Les émeutes après la mort d'Adama Traoré aux assises, son frère jugé

  • Quatre hommes dont Bagui Traoré, donneur d'ordres présumé, sont accusés de tentatives de meurtre en bande organisée pour des tirs d'armes à feu au milieu des affrontements de rue qui ont suivi la mort de son frère Adama Traoré à la caserne de Persan
  • Dans ce dossier périphérique de cette affaire devenue une cause emblématique du combat contre les violences policières, la compagne de Bagui Traoré comparaît aussi devant la cour d'assises présidée par l'ancien juge antiterroriste Marc Trévidic

PONTOISE : Un jeune homme noir mort dans la cour d'une gendarmerie, trois nuits d'émeutes, des tirs sur les forces de l'ordre.

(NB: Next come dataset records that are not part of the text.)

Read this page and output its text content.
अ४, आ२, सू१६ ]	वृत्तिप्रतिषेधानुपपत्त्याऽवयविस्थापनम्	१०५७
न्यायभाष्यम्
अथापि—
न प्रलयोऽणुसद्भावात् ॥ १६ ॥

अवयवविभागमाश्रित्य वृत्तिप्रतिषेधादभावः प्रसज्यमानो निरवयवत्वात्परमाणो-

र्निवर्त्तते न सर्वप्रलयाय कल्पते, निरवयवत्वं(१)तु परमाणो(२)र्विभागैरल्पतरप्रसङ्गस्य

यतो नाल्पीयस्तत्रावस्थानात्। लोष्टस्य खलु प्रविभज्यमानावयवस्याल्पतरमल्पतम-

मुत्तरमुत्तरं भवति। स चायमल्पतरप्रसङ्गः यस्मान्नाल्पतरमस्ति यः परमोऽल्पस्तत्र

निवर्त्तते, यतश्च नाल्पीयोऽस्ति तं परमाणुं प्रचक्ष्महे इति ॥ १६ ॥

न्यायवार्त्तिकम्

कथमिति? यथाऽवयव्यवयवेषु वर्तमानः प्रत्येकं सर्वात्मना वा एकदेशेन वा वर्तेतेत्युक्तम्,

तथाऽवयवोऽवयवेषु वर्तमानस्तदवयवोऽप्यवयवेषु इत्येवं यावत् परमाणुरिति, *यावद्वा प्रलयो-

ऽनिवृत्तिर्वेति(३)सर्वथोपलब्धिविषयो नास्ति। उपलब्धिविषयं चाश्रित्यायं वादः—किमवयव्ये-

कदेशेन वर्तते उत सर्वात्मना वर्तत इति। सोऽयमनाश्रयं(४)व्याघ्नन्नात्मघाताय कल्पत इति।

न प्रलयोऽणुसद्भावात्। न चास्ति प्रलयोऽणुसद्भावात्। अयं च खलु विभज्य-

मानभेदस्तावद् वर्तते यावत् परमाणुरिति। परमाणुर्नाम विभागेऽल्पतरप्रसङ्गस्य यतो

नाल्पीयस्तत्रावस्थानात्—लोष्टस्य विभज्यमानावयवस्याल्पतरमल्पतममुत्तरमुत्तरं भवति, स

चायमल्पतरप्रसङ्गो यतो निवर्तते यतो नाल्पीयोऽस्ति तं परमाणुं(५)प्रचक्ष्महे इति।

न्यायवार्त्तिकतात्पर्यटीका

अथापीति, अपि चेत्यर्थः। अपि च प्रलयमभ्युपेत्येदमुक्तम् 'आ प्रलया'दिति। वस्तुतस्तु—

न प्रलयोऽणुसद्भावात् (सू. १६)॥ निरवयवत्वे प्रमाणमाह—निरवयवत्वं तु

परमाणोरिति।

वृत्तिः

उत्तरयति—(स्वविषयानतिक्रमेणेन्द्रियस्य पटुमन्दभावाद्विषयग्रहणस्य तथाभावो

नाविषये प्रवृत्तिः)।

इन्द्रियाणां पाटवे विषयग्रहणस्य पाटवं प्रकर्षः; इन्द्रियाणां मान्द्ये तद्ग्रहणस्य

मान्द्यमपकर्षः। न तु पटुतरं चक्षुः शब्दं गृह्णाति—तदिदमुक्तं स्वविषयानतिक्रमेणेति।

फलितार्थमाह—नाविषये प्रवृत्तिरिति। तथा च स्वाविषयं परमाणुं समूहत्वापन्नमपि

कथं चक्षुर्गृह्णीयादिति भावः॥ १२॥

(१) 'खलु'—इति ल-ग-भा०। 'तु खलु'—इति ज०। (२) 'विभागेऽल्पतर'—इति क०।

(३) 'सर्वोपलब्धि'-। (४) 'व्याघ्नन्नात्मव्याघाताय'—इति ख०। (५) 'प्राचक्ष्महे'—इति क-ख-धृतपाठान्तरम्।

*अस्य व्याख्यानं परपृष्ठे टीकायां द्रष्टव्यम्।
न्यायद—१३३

La cour d'assises du Val-d'Oise juge à partir de lundi les violences urbaines qui ont éclaté après le décès d'Adama Traoré en juillet 2016.

Quatre hommes dont Bagui Traoré, donneur d'ordres présumé, sont accusés de tentatives de meurtre en bande organisée pour des tirs d'armes à feu au milieu des affrontements de rue qui ont suivi la mort de son frère Adama Traoré à la caserne de Persan, petite ville située à une trentaine de kilomètres au nord de Paris.

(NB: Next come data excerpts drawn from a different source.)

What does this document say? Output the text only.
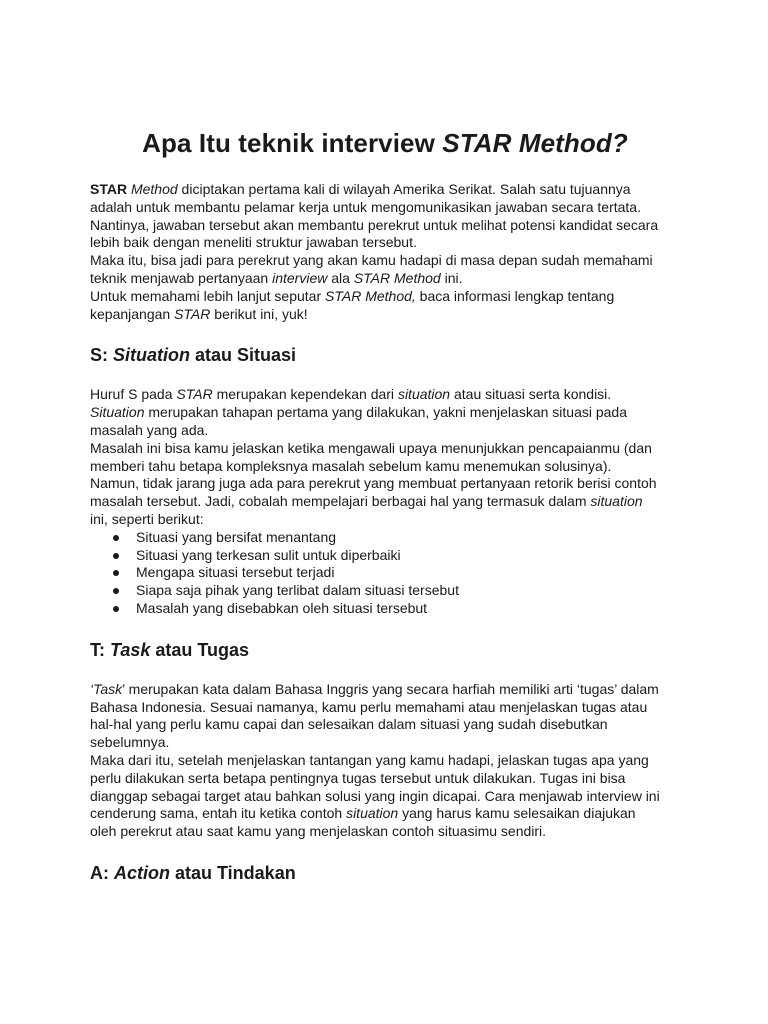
Apa Itu teknik interview STAR Method?

STAR Method diciptakan pertama kali di wilayah Amerika Serikat. Salah satu tujuannya adalah untuk membantu pelamar kerja untuk mengomunikasikan jawaban secara tertata. Nantinya, jawaban tersebut akan membantu perekrut untuk melihat potensi kandidat secara lebih baik dengan meneliti struktur jawaban tersebut.

Maka itu, bisa jadi para perekrut yang akan kamu hadapi di masa depan sudah memahami teknik menjawab pertanyaan interview ala STAR Method ini.

Untuk memahami lebih lanjut seputar STAR Method, baca informasi lengkap tentang kepanjangan STAR berikut ini, yuk!

S: Situation atau Situasi

Huruf S pada STAR merupakan kependekan dari situation atau situasi serta kondisi. Situation merupakan tahapan pertama yang dilakukan, yakni menjelaskan situasi pada masalah yang ada.

Masalah ini bisa kamu jelaskan ketika mengawali upaya menunjukkan pencapaianmu (dan memberi tahu betapa kompleksnya masalah sebelum kamu menemukan solusinya). Namun, tidak jarang juga ada para perekrut yang membuat pertanyaan retorik berisi contoh masalah tersebut. Jadi, cobalah mempelajari berbagai hal yang termasuk dalam situation ini, seperti berikut:

Situasi yang bersifat menantang
Situasi yang terkesan sulit untuk diperbaiki
Mengapa situasi tersebut terjadi
Siapa saja pihak yang terlibat dalam situasi tersebut
Masalah yang disebabkan oleh situasi tersebut
T: Task atau Tugas

‘Task’ merupakan kata dalam Bahasa Inggris yang secara harfiah memiliki arti ‘tugas’ dalam Bahasa Indonesia. Sesuai namanya, kamu perlu memahami atau menjelaskan tugas atau hal-hal yang perlu kamu capai dan selesaikan dalam situasi yang sudah disebutkan sebelumnya.

Maka dari itu, setelah menjelaskan tantangan yang kamu hadapi, jelaskan tugas apa yang perlu dilakukan serta betapa pentingnya tugas tersebut untuk dilakukan. Tugas ini bisa dianggap sebagai target atau bahkan solusi yang ingin dicapai. Cara menjawab interview ini cenderung sama, entah itu ketika contoh situation yang harus kamu selesaikan diajukan oleh perekrut atau saat kamu yang menjelaskan contoh situasimu sendiri.

A: Action atau Tindakan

Dans ce dossier périphérique de cette affaire devenue une cause emblématique du combat contre les violences policières, la compagne de Bagui Traoré comparaît aussi devant la cour d'assises présidée par l'ancien juge antiterroriste Marc Trévidic, pour complicité et subornation de témoin.

Les cinq accusés encourent la réclusion criminelle à perpétuité.

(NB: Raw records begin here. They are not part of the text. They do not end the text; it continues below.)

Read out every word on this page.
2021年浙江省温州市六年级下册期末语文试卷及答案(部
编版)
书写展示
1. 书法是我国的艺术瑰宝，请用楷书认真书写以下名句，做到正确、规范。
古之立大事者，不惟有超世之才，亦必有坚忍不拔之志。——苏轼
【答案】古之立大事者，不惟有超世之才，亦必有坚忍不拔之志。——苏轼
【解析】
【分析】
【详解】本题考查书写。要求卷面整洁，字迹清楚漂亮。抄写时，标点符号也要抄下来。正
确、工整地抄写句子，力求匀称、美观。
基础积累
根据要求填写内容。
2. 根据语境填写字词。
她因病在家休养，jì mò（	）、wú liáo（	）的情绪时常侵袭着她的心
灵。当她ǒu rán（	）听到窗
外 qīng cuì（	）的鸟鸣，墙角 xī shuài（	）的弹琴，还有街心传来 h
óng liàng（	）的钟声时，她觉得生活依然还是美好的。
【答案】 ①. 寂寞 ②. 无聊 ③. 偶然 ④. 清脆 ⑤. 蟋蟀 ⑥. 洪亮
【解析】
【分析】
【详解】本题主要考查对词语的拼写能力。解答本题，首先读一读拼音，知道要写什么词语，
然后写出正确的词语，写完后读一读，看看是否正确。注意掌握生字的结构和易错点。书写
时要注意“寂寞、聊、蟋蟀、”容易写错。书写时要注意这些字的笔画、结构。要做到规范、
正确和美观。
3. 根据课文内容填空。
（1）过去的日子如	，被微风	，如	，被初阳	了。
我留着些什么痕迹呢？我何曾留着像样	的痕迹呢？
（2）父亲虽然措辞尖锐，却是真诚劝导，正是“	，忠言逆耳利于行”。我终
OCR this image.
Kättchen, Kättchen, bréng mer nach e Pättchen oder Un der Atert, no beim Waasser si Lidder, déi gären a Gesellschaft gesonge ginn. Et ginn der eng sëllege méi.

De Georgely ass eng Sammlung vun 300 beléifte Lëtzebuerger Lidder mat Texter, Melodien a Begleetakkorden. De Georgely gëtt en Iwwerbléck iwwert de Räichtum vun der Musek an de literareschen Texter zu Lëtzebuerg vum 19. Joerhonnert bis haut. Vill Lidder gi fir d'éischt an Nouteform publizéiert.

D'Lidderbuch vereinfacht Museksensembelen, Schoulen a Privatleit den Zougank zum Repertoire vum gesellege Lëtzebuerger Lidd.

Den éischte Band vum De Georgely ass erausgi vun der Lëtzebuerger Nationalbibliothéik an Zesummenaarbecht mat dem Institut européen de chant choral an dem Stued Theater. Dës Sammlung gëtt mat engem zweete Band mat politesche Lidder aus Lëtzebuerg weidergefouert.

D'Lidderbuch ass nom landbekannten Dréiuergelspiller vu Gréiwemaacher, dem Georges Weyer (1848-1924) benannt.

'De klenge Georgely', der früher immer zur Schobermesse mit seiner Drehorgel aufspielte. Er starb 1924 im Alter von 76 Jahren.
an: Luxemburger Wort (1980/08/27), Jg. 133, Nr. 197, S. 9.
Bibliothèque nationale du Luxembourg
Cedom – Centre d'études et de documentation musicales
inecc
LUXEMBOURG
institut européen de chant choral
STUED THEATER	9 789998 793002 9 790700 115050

Face à eux durant trois semaines d'audience, près de 70 membres des forces de l'ordre se sont constitués parties civiles, certains blessés durant les nuits d'émeutes qui ont fait rage du 19 au 23 juillet 2016 dans les communes de Persan et Beaumont-sur-Oise.

Incarcéré depuis 2016, Bagui Traoré "est enfermé parce qu'il est le frère d'Adama. Quand on voit le dossier, il n'y a rien contre lui. Près de 80 parties civiles, c'est une mascarade !", a déclaré à l'AFP sa sœur Assa Traoré, qui témoignera à la barre.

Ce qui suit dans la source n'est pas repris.